I am trying to do some filtering of results using proximity search and I am finding it difficult to construct the correct query for this.

So, in my index I have the following entry:

      {
        "aff":"lg electronics",
        "shortuuid":"sddsd3ww",
        "name":"changhee kim",
        "id":"hjgjh-7678ghjhjhj-fdsfdg",
        "_version_":1764697833293742080},

I try a small variation of the name:

import requests

name="changhee kim a"
org="lg electronics"

requests.get('http://localhost:8983/solr/searcher/select', params={
'q': f'"{name}"~10 AND "{org}"~1',
'wt': 'json',
'rows': 1,
'start': 0,
}).json()

and it f'king returns 0 results! why?

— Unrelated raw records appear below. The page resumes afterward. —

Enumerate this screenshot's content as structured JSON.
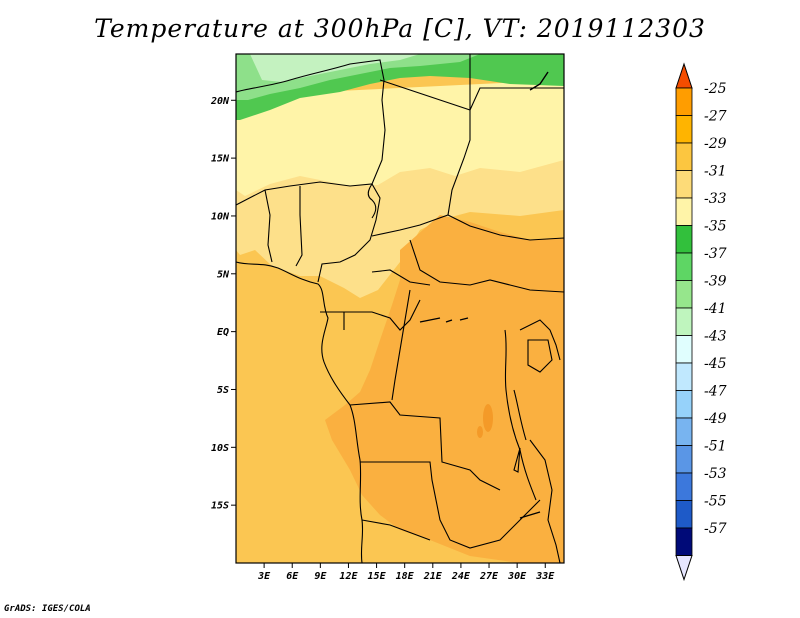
{
  "title": "Temperature at 300hPa [C], VT: 2019112303",
  "credit": "GrADS: IGES/COLA",
  "map": {
    "projection": "latlon",
    "lon_range": [
      0,
      35
    ],
    "lat_range": [
      -20,
      24
    ],
    "lat_ticks": [
      {
        "value": 20,
        "label": "20N"
      },
      {
        "value": 15,
        "label": "15N"
      },
      {
        "value": 10,
        "label": "10N"
      },
      {
        "value": 5,
        "label": "5N"
      },
      {
        "value": 0,
        "label": "EQ"
      },
      {
        "value": -5,
        "label": "5S"
      },
      {
        "value": -10,
        "label": "10S"
      },
      {
        "value": -15,
        "label": "15S"
      }
    ],
    "lon_ticks": [
      {
        "value": 3,
        "label": "3E"
      },
      {
        "value": 6,
        "label": "6E"
      },
      {
        "value": 9,
        "label": "9E"
      },
      {
        "value": 12,
        "label": "12E"
      },
      {
        "value": 15,
        "label": "15E"
      },
      {
        "value": 18,
        "label": "18E"
      },
      {
        "value": 21,
        "label": "21E"
      },
      {
        "value": 24,
        "label": "24E"
      },
      {
        "value": 27,
        "label": "27E"
      },
      {
        "value": 30,
        "label": "30E"
      },
      {
        "value": 33,
        "label": "33E"
      }
    ]
  },
  "colorbar": {
    "levels": [
      {
        "label": "-25",
        "color": "#ff9d00"
      },
      {
        "label": "-27",
        "color": "#ffb400"
      },
      {
        "label": "-29",
        "color": "#fcc640"
      },
      {
        "label": "-31",
        "color": "#fddb78"
      },
      {
        "label": "-33",
        "color": "#fff4a8"
      },
      {
        "label": "-35",
        "color": "#32c03c"
      },
      {
        "label": "-37",
        "color": "#5ed664"
      },
      {
        "label": "-39",
        "color": "#96e68c"
      },
      {
        "label": "-41",
        "color": "#bff5be"
      },
      {
        "label": "-43",
        "color": "#e0fefe"
      },
      {
        "label": "-45",
        "color": "#c0e8fe"
      },
      {
        "label": "-47",
        "color": "#96d2fa"
      },
      {
        "label": "-49",
        "color": "#78b4f0"
      },
      {
        "label": "-51",
        "color": "#5a96e6"
      },
      {
        "label": "-53",
        "color": "#3c78dc"
      },
      {
        "label": "-55",
        "color": "#1e5ac8"
      },
      {
        "label": "-57",
        "color": "#0a3296"
      }
    ],
    "top_cap_color": "#f44d00",
    "bottom_cap_color": "#e6e6ff",
    "bottom_dark_color": "#000a78"
  },
  "field_colors": {
    "c29": "#fab040",
    "c31": "#fbc652",
    "c33": "#fde08a",
    "c35": "#fff4a8",
    "g37": "#50c850",
    "g39": "#8ee08a",
    "g41": "#c4f2c0",
    "warm": "#f49a28"
  }
}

I would have thought since the query term is two words out including the space it should capture this and show me the result entry above.

EDIt

Following @Eric's answer:

import requests

name="changhee kim a" # a space and a added at end
org="lg electronics"

requests.get('http://localhost:8983/solr/searcher/select', params={
'q': f'name:{name}~10 AND aff:{org}~1',
'wt': 'json',
'rows': 1,
'start': 0,
}).json()

I get no matching results for the above query..

However, when I make edits inbetween the string:

import requests

name="changh kim" #deleted two `e` in changhee
org="lg electronics"

requests.get('http://localhost:8983/solr/searcher/select', params={
'q': f'name:{name}~10 AND aff:{org}~1',
'wt': 'json',
'rows': 1,
'start': 0,
}).json()

..gives me the correct expected result.

Also, adding chars to the end of the query works fine:

import requests

name="changhee kima" #added `a` to `kim`
org="lg electronics"

requests.get('http://localhost:8983/solr/searcher/select', params={
'q': f'name:{name}~10 AND aff:{org}~1',
'wt': 'json',
'rows': 1,
'start': 0,
}).json()

so what does not seem to work is when a word is added at the end:

name="changhee kim a" #added aditional `a` at the end
org="lg electronics"

why so?


Solution

  • A proximity search query is a phrase query (double quoted) that allows term movements to match the specified phrase, ie. it looks for terms that are within the specific distance from one another in the same field.

    What you want to do is a fuzzy search on two different fields (remove the double quotes and specify the relevant fields) :

    q = f'name:{name}~10 AND aff:{org}~1'
    

    Nb. You will need to escape whitespaces, ie. name = 'changhee\ kim\ a, so that solr understands that the edit distance applies to the searched string as a whole, which works only if the involved fields are not tokenized ("string" fieldtype) or use a tokenizer that treats the entire input stream as a single token (Keyword Tokenizer).